Oh. My. God.

An incredibly busy day! Definately a high standard set for the rest of the trip, but especially fun because we met up with 愛! (Ai is one of our friends from Nottingham who we used to play Capoeira with regularly, though she's now moved back to Japan having finished her masters' degree)

Step one: Food. Having not given it too much thought we wondered past corner shop and bought ourselves a 'triangle' ('of death' as far as I'm concerned, as I'll explain). These sticky rice triangles or おねぎり (oh-neih-gih-rih) are wrapped in a seaweed sheet and filled with a strong tasting savoury meat/fish/fruit. Therein lies the problem. we can't read kanji so we have no idea what's in them! For a person whose stomach rejects prawns etc (like yours truely) this makes the whole thing quite the gamble - it paid off well! I'm sure these triangles will be a staple travelling lunch :)

First off we wandered around the Imperial Palace gardens. The outer section, while pretty, left us feeling a little separated from the beauty (the main attractions are the gates, the moats and the bridges - astounding for their age, but done once you've seen them really) - we started moving towards the Yasukuni Shrine and found we could go into the East Gardens of the palace.

These are some of the most beautiful gardens I've seen (having a Mum who worked in an Arboretum, that's saying a lot!) - one entire section was a grassland ecosystem moved piece by piece into the Palace's grounds because their original habitat was to be destroyed to create a residential district.

The entire gardens were both stunning and surprisingly informative (with the odd museum and even English translations on info-posts) - there will be plenty of photos on flickr when I have the time!

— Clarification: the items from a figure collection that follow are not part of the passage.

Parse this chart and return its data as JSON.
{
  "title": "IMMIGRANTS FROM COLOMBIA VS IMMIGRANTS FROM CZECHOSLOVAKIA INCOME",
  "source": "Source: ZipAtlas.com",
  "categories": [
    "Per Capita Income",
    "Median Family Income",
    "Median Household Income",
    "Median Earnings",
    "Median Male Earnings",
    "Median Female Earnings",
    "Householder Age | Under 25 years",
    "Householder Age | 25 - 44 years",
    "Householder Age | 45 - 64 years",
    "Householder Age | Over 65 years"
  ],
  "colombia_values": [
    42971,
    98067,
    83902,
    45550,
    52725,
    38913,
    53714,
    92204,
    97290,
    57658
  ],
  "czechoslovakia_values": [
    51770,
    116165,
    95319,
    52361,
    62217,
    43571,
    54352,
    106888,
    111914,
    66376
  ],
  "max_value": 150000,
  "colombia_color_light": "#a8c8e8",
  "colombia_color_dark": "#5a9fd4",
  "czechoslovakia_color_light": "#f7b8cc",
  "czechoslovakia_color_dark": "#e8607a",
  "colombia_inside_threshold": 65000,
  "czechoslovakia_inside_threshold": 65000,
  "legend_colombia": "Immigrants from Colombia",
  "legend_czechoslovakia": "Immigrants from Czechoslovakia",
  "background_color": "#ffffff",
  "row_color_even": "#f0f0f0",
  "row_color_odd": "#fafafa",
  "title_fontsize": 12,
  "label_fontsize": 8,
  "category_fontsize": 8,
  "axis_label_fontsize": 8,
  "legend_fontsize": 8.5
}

Next stop was the Yasukuni Shrine to meet Ai, a small park dedicated to War Victims built in 1836 (over 2.5 million are commemorated to date - kamakazi bombers are recorded as telling each other they'll meet again at Yasukuni). It also included the first ever Western style bronze statue of the military commander who first pushed a modernization (ie. westernization) of the Japanese army, earning him a wound, which took over 4 months to kill him, courtesy of the samurai.

Tube rides left-and-right took the three of us to Harajuku, Ai telling us of the obscure fashions that teenagers from across Japan travelled there to take up. Even Ai said it's oddly similar to Camden Market, for a place nearly a world away.

Finding a back-alley hidden restaurent gem we learnt how to cook our own まじゅやき (majuyaki, we think) a weird combination of cabbage,meat, flavouring and soup you make into an omlette type thing as you griddle it yourself - a Tokyo speciality! I was especially pleased to try Ai's choice, one based on fish eggs and 'mochi' (a rice paste I hunt down in any Chinatown I find at home).

Moseying on over to 'the electronics district' - akihabara - we persued the bright and flashing lighted streets that I guess is what we all expect Tokyo to look like.

The final stop was a bonfire party - a tradition originating in a day of the dead ritual - in Shinjuku which unfortunately was called on account of the rain. Still we made up for it with an amazing bar, good beer and tasty, tasty sashimi, which is raw meats and fish! In our case, raw cow heart, liver and 3rd stomach! As I said tasty, tasty, おいしい、おいしい!

Anyways, that was our 14 hours of fun - it is now definitely time to let James use the iPhone and to get some sleep! Nite all!